Roy dreaded to ask. “How many ships?”
“One, of course. I haven’t actually found the image, but they’d have sent the second ship off as soon as they built it. Why wait? And maybe another ship behind it, and another behind that. I’ll search them out from here, while I’ve still got my quote telescope unquote.”
“Then what?”
“Men I’ll destroy as many ships as there are.”
“Just like that?”
“I keep getting that reaction,” Brennan said with some bitterness. “Look: If a Pak knew what the human race was like, he’d try to exterminate us. What am I supposed to do? Send him a message, ask for truce? Th
at information alone would tell him enough.”
Alice said, “You might convince him you were Phssthpok.”

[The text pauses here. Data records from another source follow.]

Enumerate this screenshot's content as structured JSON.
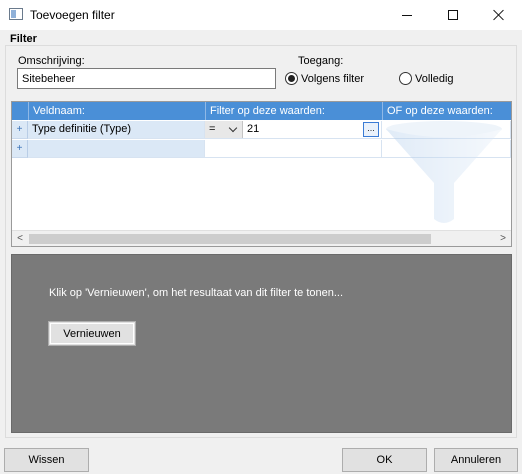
{
  "window": {
    "title": "Toevoegen filter",
    "minimize_icon": "minimize-icon",
    "maximize_icon": "maximize-icon",
    "close_icon": "close-icon"
  },
  "filter_group": {
    "label": "Filter",
    "description_label": "Omschrijving:",
    "description_value": "Sitebeheer",
    "access_label": "Toegang:",
    "access_options": [
      {
        "label": "Volgens filter",
        "checked": true
      },
      {
        "label": "Volledig",
        "checked": false
      }
    ]
  },
  "grid": {
    "columns": [
      "Veldnaam:",
      "Filter op deze waarden:",
      "OF op deze waarden:"
    ],
    "rows": [
      {
        "marker": "+",
        "field": "Type definitie (Type)",
        "operator": "=",
        "value": "21",
        "value_button": "..."
      },
      {
        "marker": "+",
        "field": "",
        "operator": "",
        "value": "",
        "value_button": ""
      }
    ],
    "scroll_left": "<",
    "scroll_right": ">"
  },
  "result_panel": {
    "message": "Klik op 'Vernieuwen', om het resultaat van dit filter te tonen...",
    "refresh_label": "Vernieuwen"
  },
  "footer": {
    "clear_label": "Wissen",
    "ok_label": "OK",
    "cancel_label": "Annuleren"
  },
  "colors": {
    "grid_header": "#4a8fd7",
    "row_highlight": "#dbe8f6",
    "result_panel": "#7a7a7a"
  }
}
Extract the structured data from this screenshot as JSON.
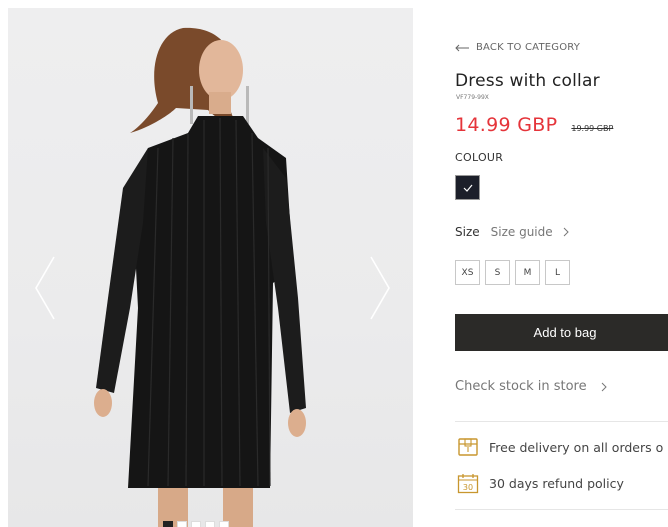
{
  "navigation": {
    "back_label": "BACK TO CATEGORY"
  },
  "product": {
    "name": "Dress with collar",
    "sku": "VF779-99X",
    "price": "14.99 GBP",
    "old_price": "19.99 GBP",
    "colour_label": "COLOUR",
    "selected_colour": "#1c1f2a",
    "size_label": "Size",
    "size_guide_label": "Size guide",
    "sizes": [
      "XS",
      "S",
      "M",
      "L"
    ],
    "add_to_bag_label": "Add to bag",
    "check_stock_label": "Check stock in store"
  },
  "benefits": {
    "delivery": "Free delivery on all orders o",
    "refund": "30 days refund policy",
    "refund_icon_number": "30"
  },
  "gallery": {
    "image_count": 5,
    "active_index": 0
  },
  "colors": {
    "price_red": "#e5343a",
    "button_dark": "#2b2a28",
    "accent_gold": "#c8962e"
  }
}
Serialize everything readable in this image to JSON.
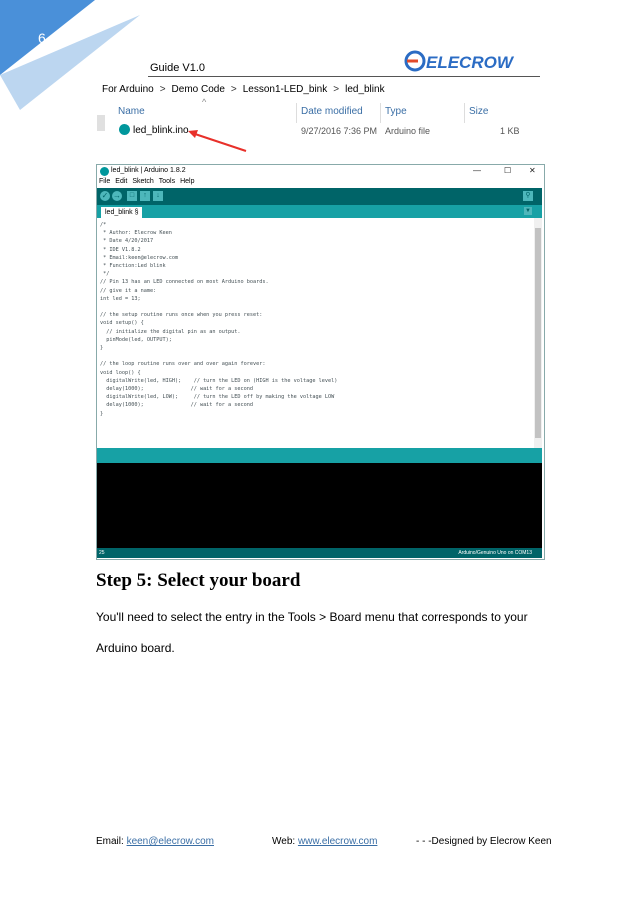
{
  "page": {
    "number": "6",
    "guide": "Guide  V1.0",
    "logo_text": "ELECROW"
  },
  "explorer": {
    "breadcrumb": [
      "For Arduino",
      "Demo Code",
      "Lesson1-LED_bink",
      "led_blink"
    ],
    "columns": [
      "Name",
      "Date modified",
      "Type",
      "Size"
    ],
    "file": {
      "name": "led_blink.ino",
      "date": "9/27/2016 7:36 PM",
      "type": "Arduino file",
      "size": "1 KB"
    }
  },
  "ide": {
    "title": "led_blink | Arduino 1.8.2",
    "menu": [
      "File",
      "Edit",
      "Sketch",
      "Tools",
      "Help"
    ],
    "tab": "led_blink §",
    "code": [
      "/*",
      " * Author: Elecrow Keen",
      " * Date 4/20/2017",
      " * IDE V1.8.2",
      " * Email:keen@elecrow.com",
      " * Function:Led blink",
      " */",
      "// Pin 13 has an LED connected on most Arduino boards.",
      "// give it a name:",
      "int led = 13;",
      "",
      "// the setup routine runs once when you press reset:",
      "void setup() {",
      "  // initialize the digital pin as an output.",
      "  pinMode(led, OUTPUT);",
      "}",
      "",
      "// the loop routine runs over and over again forever:",
      "void loop() {",
      "  digitalWrite(led, HIGH);    // turn the LED on (HIGH is the voltage level)",
      "  delay(1000);               // wait for a second",
      "  digitalWrite(led, LOW);     // turn the LED off by making the voltage LOW",
      "  delay(1000);               // wait for a second",
      "}"
    ],
    "status_line": "25",
    "status_board": "Arduino/Genuino Uno on COM13"
  },
  "content": {
    "step_title": "Step 5: Select your board",
    "para1": "You'll need to select the entry in the Tools > Board menu that corresponds to your",
    "para2": "Arduino board."
  },
  "footer": {
    "email_label": "Email: ",
    "email": "keen@elecrow.com",
    "web_label": "Web: ",
    "web": "www.elecrow.com",
    "designed": "- - -Designed by ",
    "author": "Elecrow Keen"
  },
  "colors": {
    "accent": "#4a90d9",
    "arduino_dark": "#006468",
    "arduino_teal": "#17a1a5",
    "link": "#3a6ea5"
  }
}
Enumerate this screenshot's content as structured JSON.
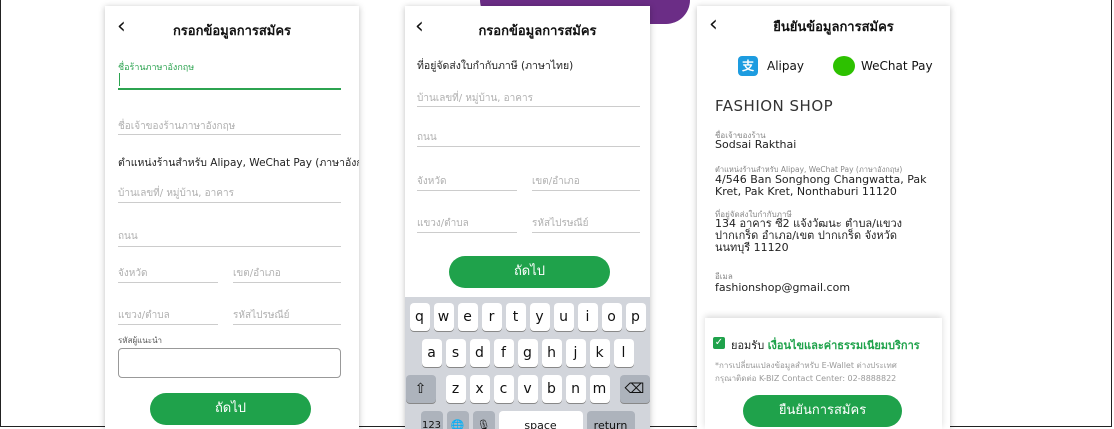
{
  "screen1": {
    "title": "กรอกข้อมูลการสมัคร",
    "field_shop_name_en": "ชื่อร้านภาษาอังกฤษ",
    "ph_owner_name": "ชื่อเจ้าของร้านภาษาอังกฤษ",
    "section_address": "ตำแหน่งร้านสำหรับ Alipay, WeChat Pay (ภาษาอังกฤ",
    "ph_house": "บ้านเลขที่/ หมู่บ้าน, อาคาร",
    "ph_road": "ถนน",
    "ph_province": "จังหวัด",
    "ph_district": "เขต/อำเภอ",
    "ph_subdistrict": "แขวง/ตำบล",
    "ph_postcode": "รหัสไปรษณีย์",
    "label_referral": "รหัสผู้แนะนำ",
    "next_button": "ถัดไป"
  },
  "screen2": {
    "title": "กรอกข้อมูลการสมัคร",
    "section_tax_address": "ที่อยู่จัดส่งใบกำกับภาษี (ภาษาไทย)",
    "ph_house": "บ้านเลขที่/ หมู่บ้าน, อาคาร",
    "ph_road": "ถนน",
    "ph_province": "จังหวัด",
    "ph_district": "เขต/อำเภอ",
    "ph_subdistrict": "แขวง/ตำบล",
    "ph_postcode": "รหัสไปรษณีย์",
    "next_button": "ถัดไป",
    "keyboard": {
      "row1": [
        "q",
        "w",
        "e",
        "r",
        "t",
        "y",
        "u",
        "i",
        "o",
        "p"
      ],
      "row2": [
        "a",
        "s",
        "d",
        "f",
        "g",
        "h",
        "j",
        "k",
        "l"
      ],
      "row3": [
        "z",
        "x",
        "c",
        "v",
        "b",
        "n",
        "m"
      ],
      "shift": "⇧",
      "backspace": "⌫",
      "numbers": "123",
      "globe": "🌐",
      "mic": "🎙",
      "space": "space",
      "return": "return"
    }
  },
  "screen3": {
    "title": "ยืนยันข้อมูลการสมัคร",
    "alipay_label": "Alipay",
    "alipay_glyph": "支",
    "wechat_label": "WeChat Pay",
    "shop_name": "FASHION SHOP",
    "label_owner": "ชื่อเจ้าของร้าน",
    "owner_name": "Sodsai Rakthai",
    "label_address_en": "ตำแหน่งร้านสำหรับ Alipay, WeChat Pay (ภาษาอังกฤษ)",
    "address_en": "4/546 Ban Songhong Changwatta, Pak\nKret, Pak Kret, Nonthaburi 11120",
    "label_tax_address": "ที่อยู่จัดส่งใบกำกับภาษี",
    "tax_address": "134 อาคาร ซี2 แจ้งวัฒนะ ตำบล/แขวง\nปากเกร็ด อำเภอ/เขต ปากเกร็ด จังหวัด\nนนทบุรี 11120",
    "label_email": "อีเมล",
    "email": "fashionshop@gmail.com",
    "agree_prefix": "ยอมรับ",
    "agree_terms": "เงื่อนไขและค่าธรรมเนียมบริการ",
    "note": "*การเปลี่ยนแปลงข้อมูลสำหรับ E-Wallet ต่างประเทศ\nกรุณาติดต่อ K-BIZ Contact Center: 02-8888822",
    "confirm_button": "ยืนยันการสมัคร"
  },
  "colors": {
    "accent_green": "#1fa24b",
    "banner_purple": "#6b2d86",
    "alipay_blue": "#1d9ce0",
    "wechat_green": "#2dc100"
  }
}
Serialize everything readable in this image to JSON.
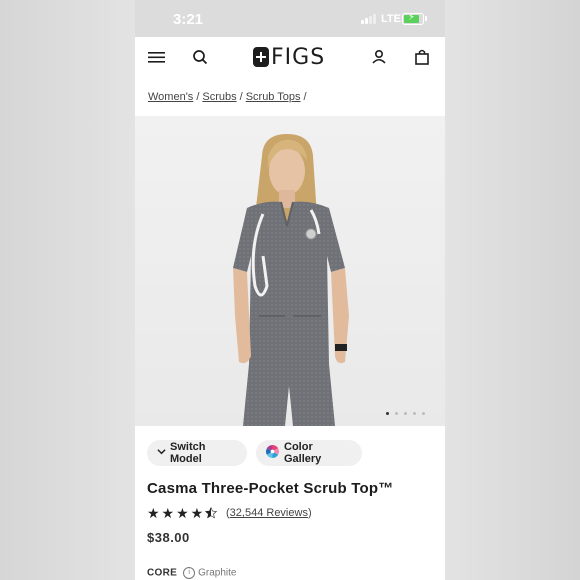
{
  "status_bar": {
    "time": "3:21",
    "network": "LTE",
    "battery_fill_fraction": 0.9
  },
  "header": {
    "logo_text": "FIGS",
    "menu_icon": "hamburger-menu-icon",
    "search_icon": "search-icon",
    "account_icon": "user-icon",
    "cart_icon": "shopping-bag-icon"
  },
  "breadcrumb": {
    "items": [
      "Women's",
      "Scrubs",
      "Scrub Tops"
    ],
    "separator": "/"
  },
  "gallery": {
    "total_images": 5,
    "active_index": 0
  },
  "actions": {
    "switch_model": "Switch Model",
    "color_gallery": "Color Gallery"
  },
  "product": {
    "title": "Casma Three-Pocket Scrub Top™",
    "rating": 4.5,
    "stars": "★★★★",
    "reviews_open": "(",
    "reviews_text": "32,544 Reviews",
    "reviews_close": ")",
    "price": "$38.00",
    "collection_label": "CORE",
    "color_name": "Graphite"
  },
  "colors": {
    "scrub": "#6f7176",
    "background": "#ececec",
    "text": "#1c1c1c"
  }
}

“Probably could at that. Then what? He’d stop eating, of course. But first he’d want to deliver his ship. He’d never believe we’ve already developed the technology to make artificial monopoles, and his ship is the second of its kind in this system, and we might need the thalium oxide too.”
“Um.”
“Um,” Brennan mimicked her. “Do you think I like the idea of murdering someone who came thirty-one thousand light years to save us from ourselves? I’ve been thinking this through for a long time. There’s no other answer. But don’t let that stop you.” Brennan stood up. “Think it through. While you’re at it, you might as well explore Kobold too. You’ll own it eventually. All of the dangerous things are behind doors. Have a ball, swim where you find water, play golf if you like. But don’t eat anything, and don’t open any doors. Roy, tell her about the Bluebeard legend.” Brennan pointed over a low hill. “That way, and through the garden, and you come to my laboratory. I’ll be there when you want me. Take your time.” And he went, not strolling, but running.
They looked at each other.
Alice said, “Do you think he really meant it?”
“I’d like to,” said Roy. “Generated gravity. And this place. Kobold. With gravity generators we could move it into the solar system, maybe, and set it up as a disneyland.”
“What did he mean about—Bluebeard?”
“He meant, ‘Really don’t open any doors.’”
“Oh.”
Given an unlimited choice of direction, they chose to follow Brennan over the hill. They did not catch sight of him again. Kobold had the sharply curved horizon of any small asteroid, at least from the outer curve of the toroid.
But they found the garden. Here were fruit trees and nut trees and vegetable patches in all stages of bloom. Roy pulled up a carrot, and it brought back a memory: he and some cousins, all about ten years old, walking with Greatly ’Stelle in the small vegetable garden on her estate. They’d pulled carrots, and washed them under a faucet…
He dropped the carrot without tasting it. He and Alice walked beneath the orange trees without touching them. In fairyland one does not lightly ignore the command of the resident warlock…especially as Roy was not sure that Brennan understood the power of the temptation to disobey.